ヒトラーと神とエヴァ・ブラウン
白水社の『ふらんす』に連載していた『ナポレオンと神』を単行本化するために構想しなおしているところだが、実は、頭の中では「ヒトラーと神」というテーマが重なって蠢いている。
ナポレオンとヒトラー、この2人はカトリックのカルチャーの中で生まれ育ち、その儀式やら規律やらがわりと好きだったという共通点がある。 ナポレオンはそのカトリック教会を排斥したフランス革命の革命思想とフランス文化のベースにあるカトリックとの折り合いをつけながら、いかにして自分が神に取って代わるかを考えた。 ヒトラーも、福音ルター派とカトリックがせめぎあっているようなドイツにおいて、宗教の問題にかかわらずにそれを飛び越えて自分が神に取って代わろうとした。 神のオーラを自分に利用できる限りは、既成の諸宗教の教義や典礼に対してむしろリベラルな態度をとっていたといってもいい。 ユダヤ人の殲滅は彼にとって「人種」の問題で、別にユダヤ教を攻撃していたわけではなく、エディット・シュタインのように、カトリックに改宗したユダヤ人でも収容所に入れられて殺されている。 エヴァ・ブラウンもカトリックだったが、この2人が自殺の前日まで結婚しなかったのは、ヒトラーが「ドイツと結婚した」男として女性票を得たかったからなどと言われている。 これも、「キリストと結婚」することで生涯独身を通すカトリックの司祭職が「神の代理人」としてのイメージを強固にしていることと共通する。 普通の「独裁者」なら、自分の得た権益を「子孫に残す」ために血のつながった子供を残したがり、姻戚関係をつくるために他の権力者の娘と結婚したがる。
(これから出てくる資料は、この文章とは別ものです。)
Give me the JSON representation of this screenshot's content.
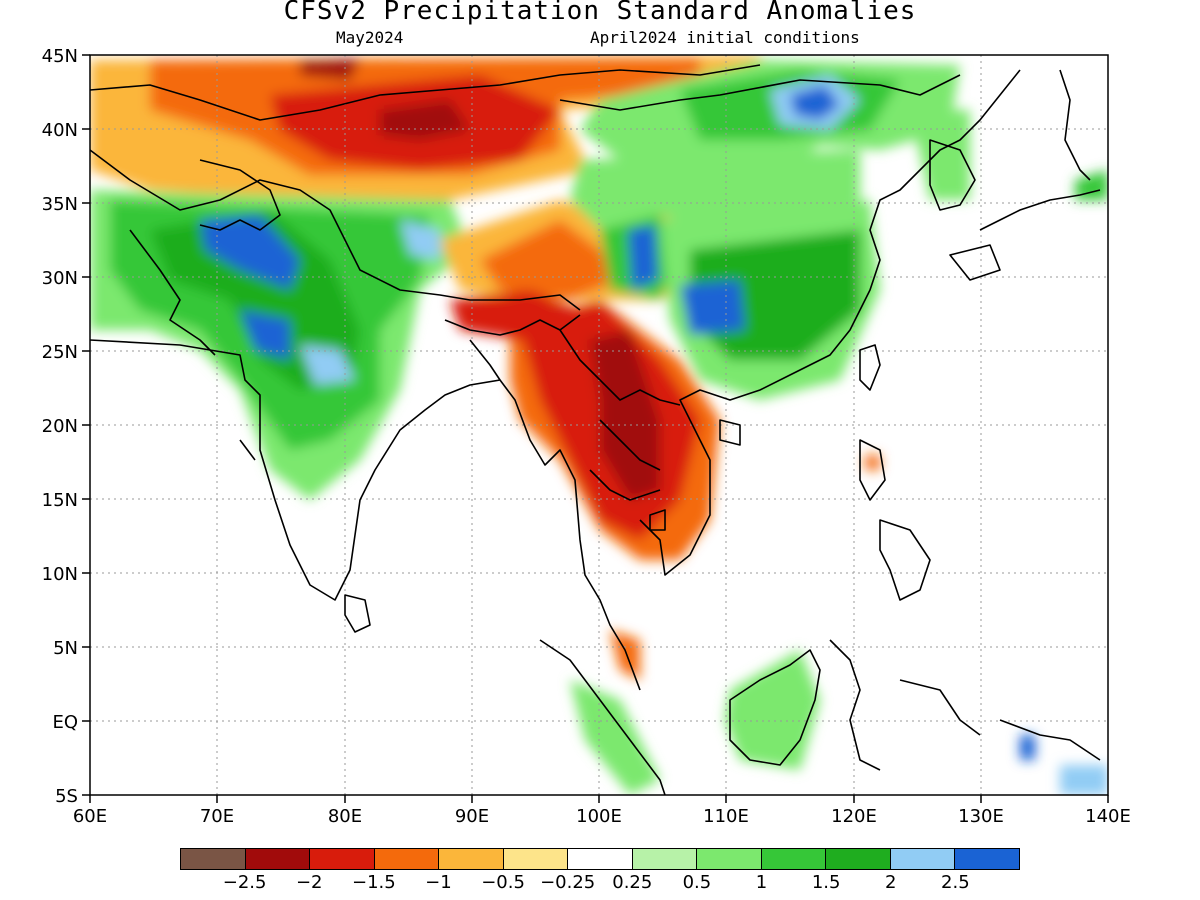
{
  "title": "CFSv2 Precipitation Standard Anomalies",
  "target_month": "May2024",
  "init_label": "April2024 initial conditions",
  "lon_ticks": [
    "60E",
    "70E",
    "80E",
    "90E",
    "100E",
    "110E",
    "120E",
    "130E",
    "140E"
  ],
  "lat_ticks": [
    "45N",
    "40N",
    "35N",
    "30N",
    "25N",
    "20N",
    "15N",
    "10N",
    "5N",
    "EQ",
    "5S"
  ],
  "legend": {
    "colors": [
      "#7a5545",
      "#a10b0b",
      "#d81c0c",
      "#f46a0c",
      "#fbb63a",
      "#fde48a",
      "#ffffff",
      "#b7f2a8",
      "#7ce86e",
      "#36c738",
      "#1fad1f",
      "#91ccf4",
      "#1a63d4"
    ],
    "labels": [
      "−2.5",
      "−2",
      "−1.5",
      "−1",
      "−0.5",
      "−0.25",
      "0.25",
      "0.5",
      "1",
      "1.5",
      "2",
      "2.5"
    ]
  },
  "colors": {
    "land_outline": "#000000",
    "grid": "#999999"
  }
}
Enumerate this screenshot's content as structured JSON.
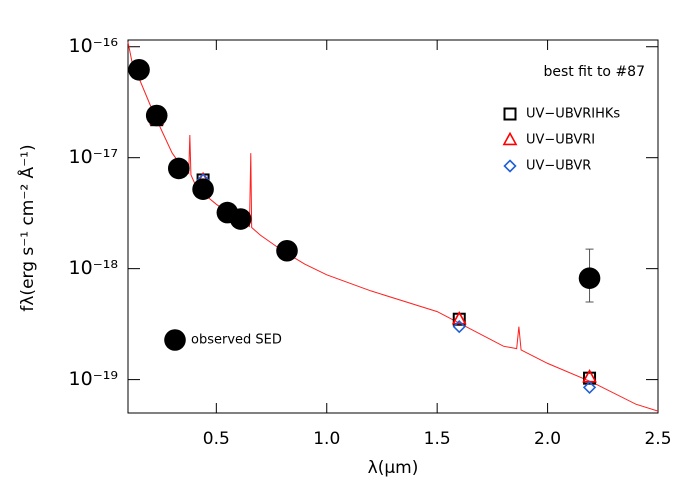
{
  "chart_data": {
    "type": "scatter",
    "title": "best fit to #87",
    "x_label": "λ(μm)",
    "y_label": "fλ(erg s⁻¹ cm⁻² Å⁻¹)",
    "ylog": true,
    "legend": "upper right",
    "xlim": [
      0.1,
      2.5
    ],
    "ylim": [
      5e-20,
      1.15e-16
    ],
    "xticks": [
      0.5,
      {
        "value": 1,
        "label": "1.0"
      },
      1.5,
      {
        "value": 2,
        "label": "2.0"
      },
      2.5
    ],
    "yticks": [
      {
        "value": 1e-16,
        "label": "10⁻¹⁶"
      },
      {
        "value": 1e-17,
        "label": "10⁻¹⁷"
      },
      {
        "value": 1e-18,
        "label": "10⁻¹⁸"
      },
      {
        "value": 1e-19,
        "label": "10⁻¹⁹"
      }
    ],
    "series": [
      {
        "marker": "line",
        "color": "#ff2020",
        "x": [
          0.1,
          0.12,
          0.15,
          0.2,
          0.25,
          0.3,
          0.35,
          0.375,
          0.38,
          0.385,
          0.4,
          0.45,
          0.5,
          0.6,
          0.65,
          0.656,
          0.66,
          0.7,
          0.8,
          0.9,
          1.0,
          1.2,
          1.5,
          1.8,
          1.86,
          1.87,
          1.88,
          2.0,
          2.2,
          2.4,
          2.5
        ],
        "values": [
          1.1e-16,
          7e-17,
          5.2e-17,
          3e-17,
          1.8e-17,
          1.1e-17,
          8e-18,
          7.2e-18,
          1.6e-17,
          7e-18,
          6e-18,
          4.6e-18,
          3.8e-18,
          2.8e-18,
          2.4e-18,
          1.1e-17,
          2.35e-18,
          2e-18,
          1.45e-18,
          1.1e-18,
          8.8e-19,
          6.3e-19,
          4.1e-19,
          2e-19,
          1.9e-19,
          3e-19,
          1.85e-19,
          1.4e-19,
          9.5e-20,
          6e-20,
          5.2e-20
        ]
      },
      {
        "name": "UV−UBVRIHKs",
        "marker": "square",
        "color": "#000000",
        "x": [
          0.15,
          0.23,
          0.33,
          0.44,
          0.55,
          0.61,
          0.82,
          1.6,
          2.19
        ],
        "values": [
          5.9e-17,
          2.2e-17,
          8e-18,
          6.3e-18,
          3.2e-18,
          2.8e-18,
          1.4e-18,
          3.5e-19,
          1.03e-19
        ]
      },
      {
        "name": "UV−UBVRI",
        "marker": "triangle",
        "color": "#ff0000",
        "x": [
          0.15,
          0.23,
          0.33,
          0.44,
          0.55,
          0.61,
          0.82,
          1.6,
          2.19
        ],
        "values": [
          5.9e-17,
          2.2e-17,
          8e-18,
          6.3e-18,
          3.2e-18,
          2.8e-18,
          1.4e-18,
          3.5e-19,
          1.05e-19
        ]
      },
      {
        "name": "UV−UBVR",
        "marker": "diamond",
        "color": "#1f5fd6",
        "x": [
          0.15,
          0.23,
          0.33,
          0.44,
          0.55,
          0.61,
          0.82,
          1.6,
          2.19
        ],
        "values": [
          5.9e-17,
          2.2e-17,
          8e-18,
          6.3e-18,
          3.2e-18,
          2.8e-18,
          1.35e-18,
          3e-19,
          8.5e-20
        ]
      },
      {
        "name": "observed SED",
        "marker": "circle",
        "color": "#000000",
        "x": [
          0.15,
          0.23,
          0.33,
          0.44,
          0.55,
          0.61,
          0.82,
          2.19
        ],
        "values": [
          6.2e-17,
          2.4e-17,
          8e-18,
          5.2e-18,
          3.2e-18,
          2.8e-18,
          1.45e-18,
          8.2e-19
        ],
        "yerr_minus": [
          null,
          null,
          null,
          null,
          null,
          null,
          null,
          3.2e-19
        ],
        "yerr_plus": [
          null,
          null,
          null,
          null,
          null,
          null,
          null,
          6.8e-19
        ]
      }
    ]
  }
}
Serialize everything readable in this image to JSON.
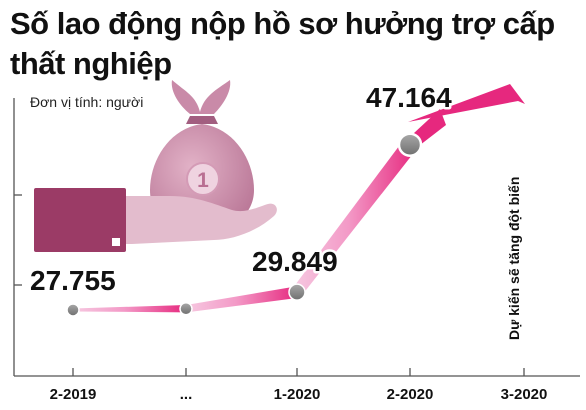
{
  "title_lines": [
    "Số lao động nộp hồ sơ hưởng trợ cấp",
    "thất nghiệp"
  ],
  "unit": "Đơn vị tính: người",
  "annotation": "Dự kiến sẽ tăng đột biến",
  "icon": "hand-holding-money-bag-icon",
  "colors": {
    "line_start": "#f6c9e1",
    "line_end": "#e6287e",
    "marker": "#8d8d8d",
    "bag": "#c98aa8",
    "hand": "#e3bccd",
    "cuff": "#9b3b66"
  },
  "chart_data": {
    "type": "line",
    "categories": [
      "2-2019",
      "...",
      "1-2020",
      "2-2020",
      "3-2020"
    ],
    "values": [
      27755,
      27900,
      29849,
      47164,
      null
    ],
    "data_labels": [
      "27.755",
      "",
      "29.849",
      "47.164",
      ""
    ],
    "ylim": [
      20000,
      53000
    ],
    "grid": false
  }
}
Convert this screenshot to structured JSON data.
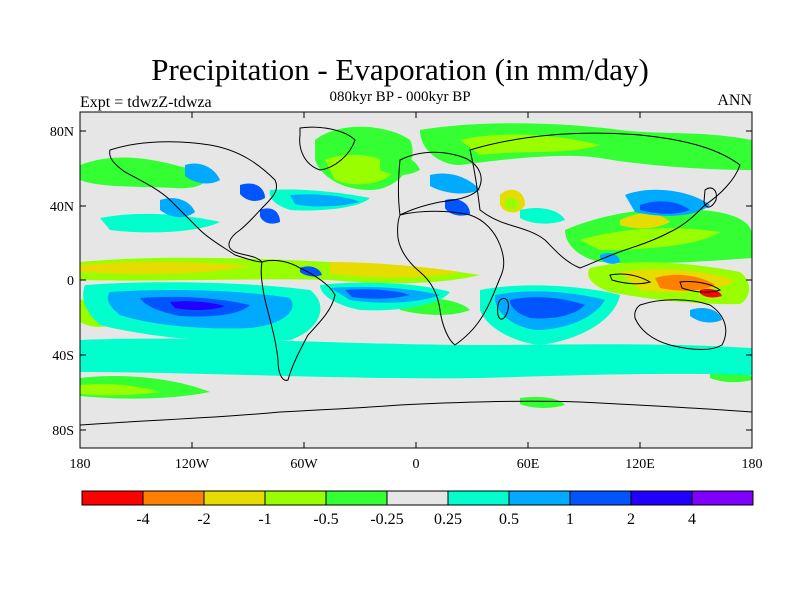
{
  "map": {
    "title": "Precipitation - Evaporation (in mm/day)",
    "subtitle": "080kyr BP - 000kyr BP",
    "left_label": "Expt = tdwzZ-tdwza",
    "right_label": "ANN",
    "lat_ticks": [
      "80N",
      "40N",
      "0",
      "40S",
      "80S"
    ],
    "lon_ticks": [
      "180",
      "120W",
      "60W",
      "0",
      "60E",
      "120E",
      "180"
    ],
    "background_color": "#e6e6e6",
    "coastline_color": "#000000"
  },
  "colorbar": {
    "colors": [
      "#ff0000",
      "#ff7f00",
      "#e6dc00",
      "#99ff00",
      "#33ff33",
      "#e6e6e6",
      "#00ffcc",
      "#00aaff",
      "#0055ff",
      "#2200ff",
      "#8000ff"
    ],
    "labels": [
      "-4",
      "-2",
      "-1",
      "-0.5",
      "-0.25",
      "0.25",
      "0.5",
      "1",
      "2",
      "4"
    ]
  }
}
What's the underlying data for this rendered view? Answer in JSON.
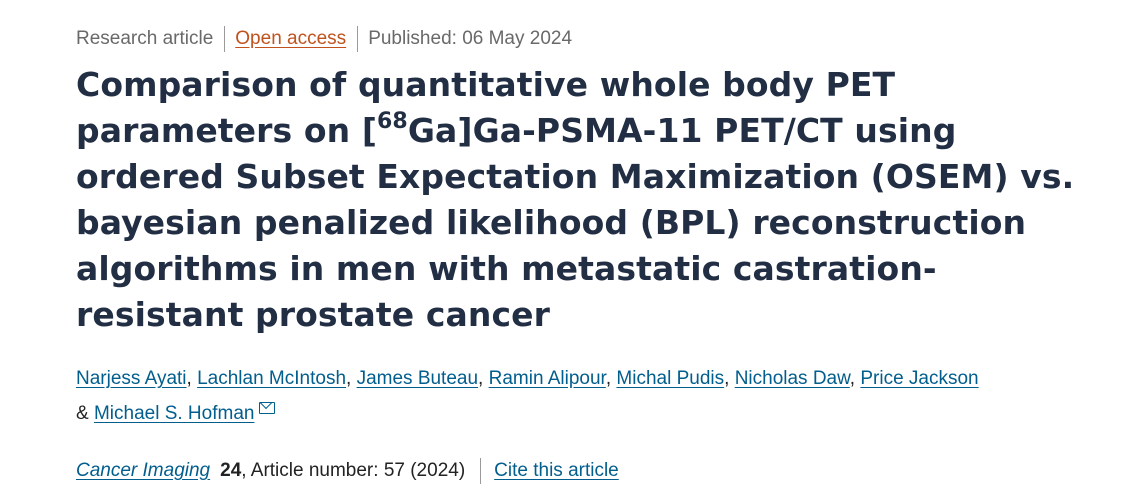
{
  "meta": {
    "article_type": "Research article",
    "access": "Open access",
    "published": "Published: 06 May 2024"
  },
  "title": {
    "part1": "Comparison of quantitative whole body PET parameters on [",
    "superscript": "68",
    "part2": "Ga]Ga-PSMA-11 PET/CT using ordered Subset Expectation Maximization (OSEM) vs. bayesian penalized likelihood (BPL) reconstruction algorithms in men with metastatic castration-resistant prostate cancer"
  },
  "authors": [
    {
      "name": "Narjess Ayati",
      "sep": ", "
    },
    {
      "name": "Lachlan McIntosh",
      "sep": ", "
    },
    {
      "name": "James Buteau",
      "sep": ", "
    },
    {
      "name": "Ramin Alipour",
      "sep": ", "
    },
    {
      "name": "Michal Pudis",
      "sep": ", "
    },
    {
      "name": "Nicholas Daw",
      "sep": ", "
    },
    {
      "name": "Price Jackson",
      "sep": " & "
    },
    {
      "name": "Michael S. Hofman",
      "sep": ""
    }
  ],
  "icons": {
    "corresponding_author": "mail-icon"
  },
  "citation": {
    "journal": "Cancer Imaging",
    "volume": "24",
    "details": ", Article number: 57 (2024)",
    "cite_link": "Cite this article"
  }
}
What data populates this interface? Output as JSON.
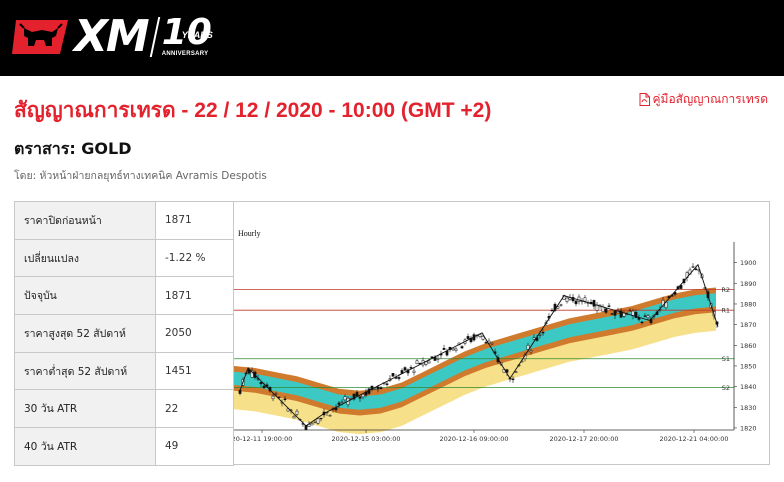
{
  "brand": {
    "logo_text": "XM",
    "anniversary_number": "10",
    "anniversary_years": "YEARS",
    "anniversary_label": "ANNIVERSARY"
  },
  "header": {
    "title": "สัญญาณการเทรด - 22 / 12 / 2020 - 10:00 (GMT +2)",
    "guide_link": "คู่มือสัญญาณการเทรด",
    "symbol": "ตราสาร: GOLD",
    "author": "โดย: หัวหน้าฝ่ายกลยุทธ์ทางเทคนิค Avramis Despotis"
  },
  "stats": [
    {
      "label": "ราคาปิดก่อนหน้า",
      "value": "1871"
    },
    {
      "label": "เปลี่ยนแปลง",
      "value": "-1.22 %"
    },
    {
      "label": "ปัจจุบัน",
      "value": "1871"
    },
    {
      "label": "ราคาสูงสุด 52 สัปดาห์",
      "value": "2050"
    },
    {
      "label": "ราคาต่ำสุด 52 สัปดาห์",
      "value": "1451"
    },
    {
      "label": "30 วัน ATR",
      "value": "22"
    },
    {
      "label": "40 วัน ATR",
      "value": "49"
    }
  ],
  "chart_data": {
    "type": "line",
    "title": "Hourly",
    "y_ticks": [
      1820,
      1830,
      1840,
      1850,
      1860,
      1870,
      1880,
      1890,
      1900
    ],
    "ylim": [
      1819,
      1910
    ],
    "x_ticks": [
      "20-12-11 19:00:00",
      "2020-12-15 03:00:00",
      "2020-12-16 09:00:00",
      "2020-12-17 20:00:00",
      "2020-12-21 04:00:00"
    ],
    "levels": [
      {
        "name": "R2",
        "value": 1887,
        "color": "#c0392b"
      },
      {
        "name": "R1",
        "value": 1877,
        "color": "#c0392b"
      },
      {
        "name": "S1",
        "value": 1853.5,
        "color": "#2e8b2e"
      },
      {
        "name": "S2",
        "value": 1839.5,
        "color": "#2e8b2e"
      }
    ],
    "zigzag": [
      1838,
      1849,
      1821,
      1827,
      1866,
      1844,
      1884,
      1872,
      1899,
      1869
    ],
    "bands": {
      "outer_color": "#f7e08a",
      "middle_color": "#cf7a2c",
      "inner_color": "#3cc9c4",
      "center": [
        1844,
        1843,
        1841,
        1839,
        1836,
        1833,
        1832,
        1833,
        1836,
        1841,
        1846,
        1851,
        1855,
        1858,
        1861,
        1864,
        1867,
        1869,
        1871,
        1873,
        1876,
        1879,
        1881,
        1882
      ]
    }
  }
}
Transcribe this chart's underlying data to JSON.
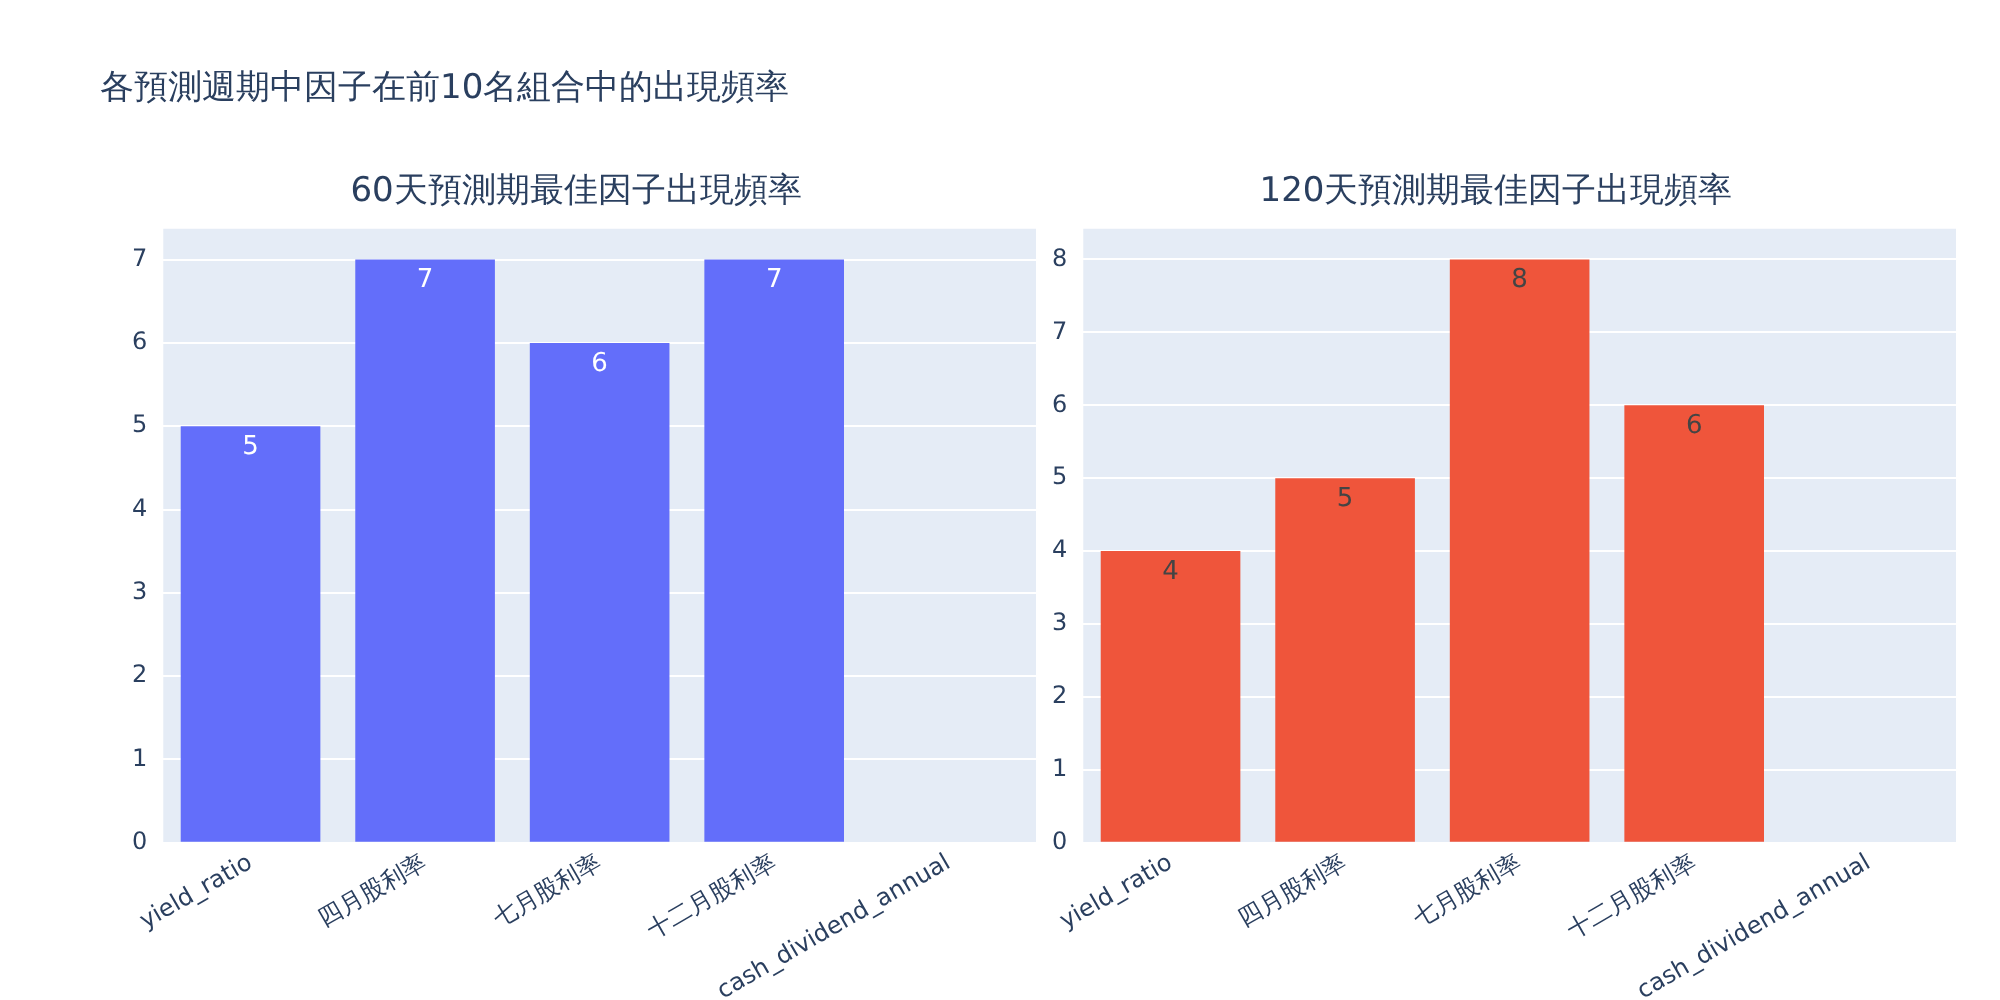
{
  "chart_data": [
    {
      "type": "bar",
      "title": "60天預測期最佳因子出現頻率",
      "annotations": [
        "各預測週期中因子在前10名組合中的出現頻率"
      ],
      "categories": [
        "yield_ratio",
        "四月股利率",
        "七月股利率",
        "十二月股利率",
        "cash_dividend_annual"
      ],
      "values": [
        5,
        7,
        6,
        7,
        null
      ],
      "color": "#636efa",
      "ylim": [
        0,
        7.37
      ],
      "yticks": [
        0,
        1,
        2,
        3,
        4,
        5,
        6,
        7
      ],
      "grid": "y",
      "data_labels": true
    },
    {
      "type": "bar",
      "title": "120天預測期最佳因子出現頻率",
      "categories": [
        "yield_ratio",
        "四月股利率",
        "七月股利率",
        "十二月股利率",
        "cash_dividend_annual"
      ],
      "values": [
        4,
        5,
        8,
        6,
        null
      ],
      "color": "#ef553b",
      "ylim": [
        0,
        8.42
      ],
      "yticks": [
        0,
        1,
        2,
        3,
        4,
        5,
        6,
        7,
        8
      ],
      "grid": "y",
      "data_labels": true
    }
  ]
}
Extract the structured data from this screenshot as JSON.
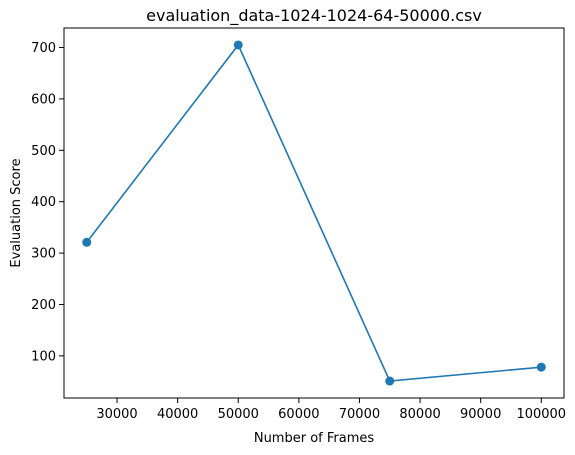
{
  "chart_data": {
    "type": "line",
    "title": "evaluation_data-1024-1024-64-50000.csv",
    "xlabel": "Number of Frames",
    "ylabel": "Evaluation Score",
    "x": [
      25000,
      50000,
      75000,
      100000
    ],
    "series": [
      {
        "values": [
          321,
          705,
          51,
          78
        ],
        "color": "#1f77b4",
        "marker": "circle"
      }
    ],
    "xlim": [
      21250,
      103750
    ],
    "ylim": [
      18,
      738
    ],
    "xticks": [
      30000,
      40000,
      50000,
      60000,
      70000,
      80000,
      90000,
      100000
    ],
    "yticks": [
      100,
      200,
      300,
      400,
      500,
      600,
      700
    ],
    "grid": false,
    "legend": "none"
  }
}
ナポレオンも例外ではなかった。 ヒトラーは結婚したがっていたエヴァに「天才には子供はいらない」と言っていたそうだ。 この言葉からは、「結婚する」ことが「子供をつくる」ことと同義であり、ヒトラーが「結婚したくなかった」のは「子供をつくらない」という意志に関係していたのかもしれない。 だから死を前にした時には結婚に同意した。 自分の親戚よりもエヴァの親戚を徴用しているし、エヴァの姉がユダヤ人医師と結婚すると国外へ逃がしてやったり、エヴァが1人で寂しくないように妹も養ったり、両親や親族といっしょに南仏へバカンスに送り出したり、エヴァ自身が撮影して残した多くの映像からは、ほとんど相思相愛の雰囲気すら伝わる。 ベルクホーフの山荘にやってきた子供たちの手を引いている姿は、家庭的ですらある。 山荘のホーム・シネマ室では、ドイツでアメリカ映画の上映を禁止していたのにかかわらずエヴァの好きなハリウッドの恋愛映画や、自分の好きなウエスタンの映画を2人で観ていた。 子供のころからカウボーイごっこが好きで、しかもかならずリーダーの役をつとめていたという。 山荘ではなんとチャップリンの『独裁者』を見ていたという話もある。 私は『独裁者』をはじめて見た頃、なんとなく戦後の映画かと思っていた。映画の印象が強烈だったので、記録映画のヒトラーの映像を見ても、なんだかチャップリンと重なって、滑稽で、どうしてこんな男がこのような国民的人気を博したのだろうと不思議だった。 エヴァ・ブラウンのカメラに映るプライヴェートのヒットラーは、あの髪型と髭をのぞけば、エヴァのような女性に愛されたことが何となくわかるような「普通の感じよさ」さえ備えていたように見える。 つまり、エヴァは、彼の権威や権力に魅力を感じたり利用したりしようとたというよりは、「神」を演じていない時のヒトラーのことを屈託なく普通に好きだったという感じが映像から伝わってくる。 「神になりたい」男が、時代の情況をうまく利用して、自分の国の大祭司としてセルフプロデュースした手腕と、その過程でいとも簡単に非人間的な怪物になっていく様子には、戦慄させられる。 ヒトラーには第一次大戦中にフランス人女性との間をもうけた子供がいるという話もよく知られているが、真偽のほどは定かではない。第一次大戦中にはジャンヌ・ダルクに関する神秘体験?をしたという話もあった。 自分を神格化するに際して、ゲルマンの神々のネオ・パガニズムを利用し、基本的にニヒリスティックで無神論的な国家社会主義に宗教的典礼と演出を採用した。 「慈悲のモラルを持つユダヤ=キリスト教」 と、 「ドイツ国民とその運命、血の中に流れる神と自然に対するエネルギッシュで英雄的な信仰」 とは両立しない、 と語るヒトラーは、「ドイツ教会」とか「ドイツ・キリスト教」などはどこにもないユートピアだ、人はキリスト教徒か、ドイツ人かのどちらかでしかあり得ない、と言った。 フランスがずっととってきたガリア教会主義とは反対だ。 ナポレオンとヴァティカンの「コンコルダ」と、1933年7月にヒトラーの締結したコンコルダとのちがい、国家社会主義を批判するカトリックへの迫害とルター派のへの迫害との違い、ライン神秘主義との関係など、興味深いことは次々と出てくる。 楽しみだ。